Saturday, August 20, 2022

The Mid-Week Run Down: Caribbean Fish Stew

 

This week’s food adventures cook us to the Caribbean, because we’re really looking forward to our cruise in March and I’m absolutely determined to try something I’ve actually eaten before on one of our ports of call. I’m flying blind here with the menu planning for the week – the only food I recall eating on our last trip was mofongo, at a little café in Puerto Rico in which I didn’t recognize ANYTHING on the menu. (I was absolutely delighted and tried to order everything; fortunately I was with 4 other people so we made significant inroads. I also have a bag of plantains sitting on my kitchen counter so who knows? Maybe I’ll take a stab at mofongo as well.)

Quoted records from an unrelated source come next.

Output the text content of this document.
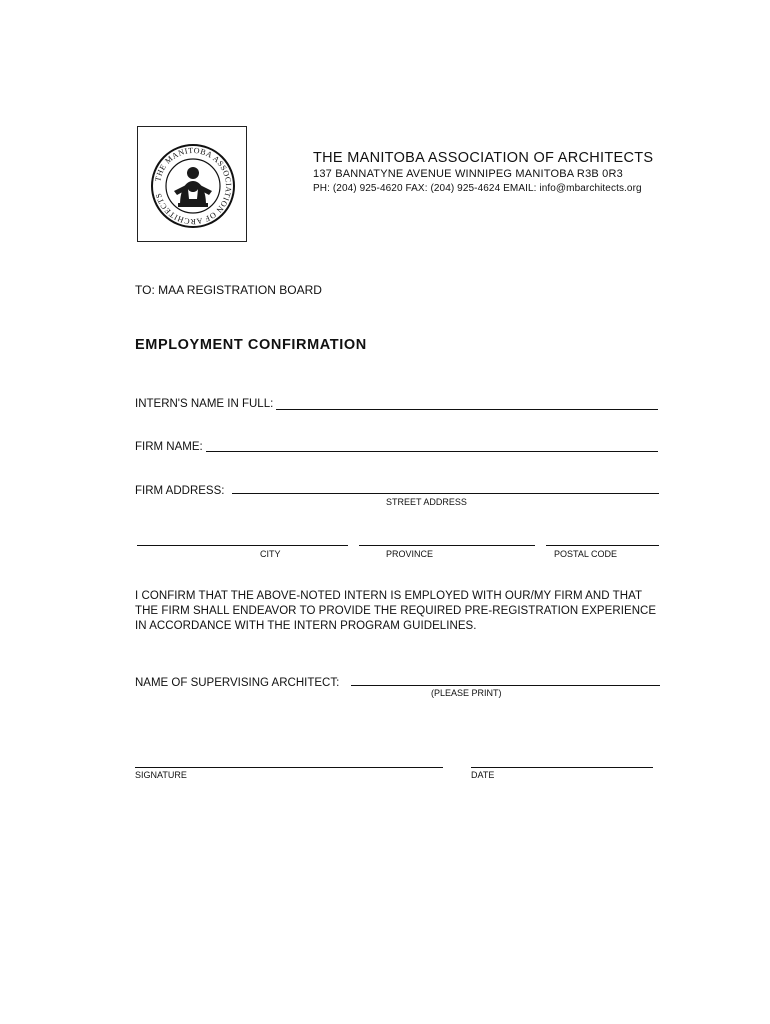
THE MANITOBA ASSOCIATION OF ARCHITECTS
THE MANITOBA ASSOCIATION OF ARCHITECTS
137 BANNATYNE AVENUE WINNIPEG MANITOBA R3B 0R3
PH: (204) 925-4620 FAX: (204) 925-4624 EMAIL: info@mbarchitects.org
TO: MAA REGISTRATION BOARD
EMPLOYMENT CONFIRMATION
INTERN'S NAME IN FULL:
FIRM NAME:
FIRM ADDRESS:
STREET ADDRESS
CITY	PROVINCE	POSTAL CODE
I CONFIRM THAT THE ABOVE-NOTED INTERN IS EMPLOYED WITH OUR/MY FIRM AND THAT THE FIRM SHALL ENDEAVOR TO PROVIDE THE REQUIRED PRE-REGISTRATION EXPERIENCE IN ACCORDANCE WITH THE INTERN PROGRAM GUIDELINES.
NAME OF SUPERVISING ARCHITECT:
(PLEASE PRINT)
SIGNATURE	DATE
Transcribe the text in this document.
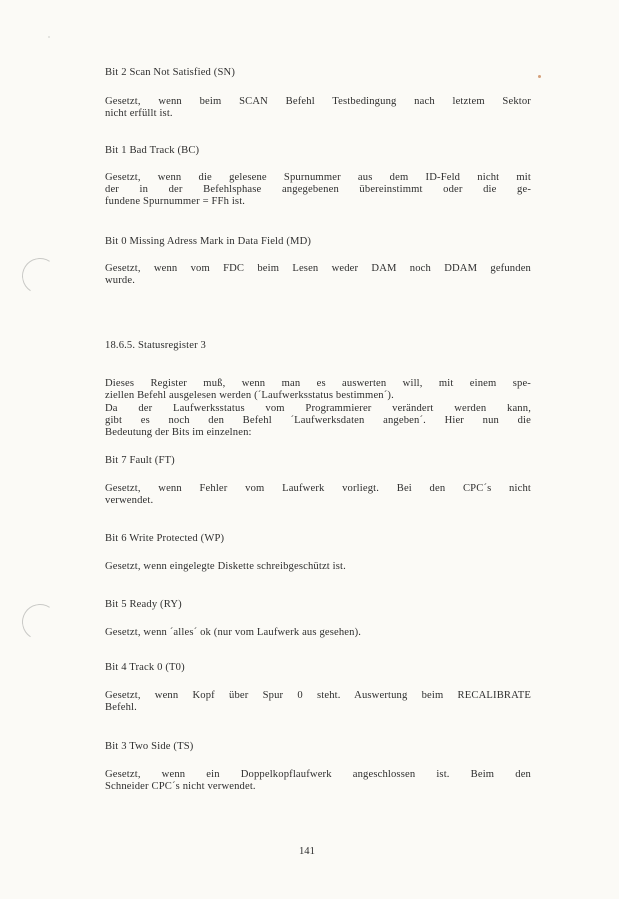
Bit 2 Scan Not Satisfied (SN)
Gesetzt, wenn beim SCAN Befehl Testbedingung nach letztem Sektor
nicht erfüllt ist.
Bit 1 Bad Track (BC)
Gesetzt, wenn die gelesene Spurnummer aus dem ID-Feld nicht mit
der in der Befehlsphase angegebenen übereinstimmt oder die ge-
fundene Spurnummer = FFh ist.
Bit 0 Missing Adress Mark in Data Field (MD)
Gesetzt, wenn vom FDC beim Lesen weder DAM noch DDAM gefunden
wurde.
18.6.5. Statusregister 3
Dieses Register muß, wenn man es auswerten will, mit einem spe-
ziellen Befehl ausgelesen werden (´Laufwerksstatus bestimmen´).
Da der Laufwerksstatus vom Programmierer verändert werden kann,
gibt es noch den Befehl ´Laufwerksdaten angeben´. Hier nun die
Bedeutung der Bits im einzelnen:
Bit 7 Fault (FT)
Gesetzt, wenn Fehler vom Laufwerk vorliegt. Bei den CPC´s nicht
verwendet.
Bit 6 Write Protected (WP)
Gesetzt, wenn eingelegte Diskette schreibgeschützt ist.
Bit 5 Ready (RY)
Gesetzt, wenn ´alles´ ok (nur vom Laufwerk aus gesehen).
Bit 4 Track 0 (T0)
Gesetzt, wenn Kopf über Spur 0 steht. Auswertung beim RECALIBRATE
Befehl.
Bit 3 Two Side (TS)
Gesetzt, wenn ein Doppelkopflaufwerk angeschlossen ist. Beim den
Schneider CPC´s nicht verwendet.
141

I like to cook things I’ve never had (or heard of). I must be an optimist, since this is actually kind of bold (presumptuous?) of me. What if I get everything completely wrong? What if it sucks? What if I’m actually a bad cook who can’t follow directions and my family only eats my food because I’ve numbed their taste buds over the years? These things occur to me occasionally when I’m headed somewhere new, culinarily speaking, but nobody’s died yet and it means we generally recognize things on menus.

Not one of our ports of call, alas
This stew hails from Jamaica, but according to Wikipedia it’s eaten all over the Caribbean and can contain a huge variety of seafood and vegetables. The only constant is the coconut milk, which reduces to a thick-ish sauce. It's usually made with mackerel but Mark Bittman has made my life cheaper and easier by subbing in fresh cod instead. The dish is called “run down,” not because that’s how you’ll feel after slaving over a hot stove for hours – it’s fast and easy, I promise; there’s not even much chopping – but because you cook it until the fish falls apart into pieces. 

John is notoriously picky about fish, refusing to eat anything under $20/lb as a matter of course. I recently found out that my cholesterol is sky-high, so he better get used to slumming; cod is usually pretty reasonable even at the fancy-schmancy grocery stores and is a favorite around here with everyone except John (who is indignant at my writing this and insists that he loves fish in all its forms). If you plan ahead and salt your fish the day before, this stew comes together in about half an hour, which is totally reasonable for a weeknight. It was a great one-bowl meal, as we decided to ignore vegetables this particular night, and was delicious served over coconut rice (make stovetop rice subbing 2 cans of coconut milk for the water; be careful it doesn’t boil over and also stir it a lot or you’ll get a bunch of practice cussing while you clean your stove grate and favorite pot).

From Mark Bittman’s The Best Recipes in the World, which can be counted on for weeknight dinners with lots of variety.

Jamaican Fish Stew (Run Down)

1 ½ - 2 lb cod or other white fish, in a couple of large pieces (I had to cut mine up in order to fit it in my small LeCreuset)
3 Tbsp canola or other neutral oil
3 cloves garlic, minced
1 large onion, chopped
1 habanero chile, minced into tiny non-painful bits (if you’re being authentic; I used hatch chiles instead)
1 tsp black pepper
1 ½ - 2 cups coconut milk
1 cup chopped tomato with its juice
1 lime, juiced
Chopped fresh cilantro, if you’re feeling garnish-y

Salt the cod lightly on both sides and put in the fridge to rest for about an hour (up to 24 hours if you don’t want to build in wait time at the beginning of this).

Put the oil in a deep skillet or Dutch oven over medium-high heat. Add the garlic, onion, chile, and pepper. Cook until the onion softens, about 5-1o minutes. Add the coconut milk and tomato and cook, stirring occasionally, until it reduces by about half.

Rinse the fish and add it to the pot. Adjust the heat so it bubbles a bit but not like you’re cooking pasta. Cook about 10 minutes or until the fish is done, then add the lime juice. Garnish with the cilantro if you bothered with it.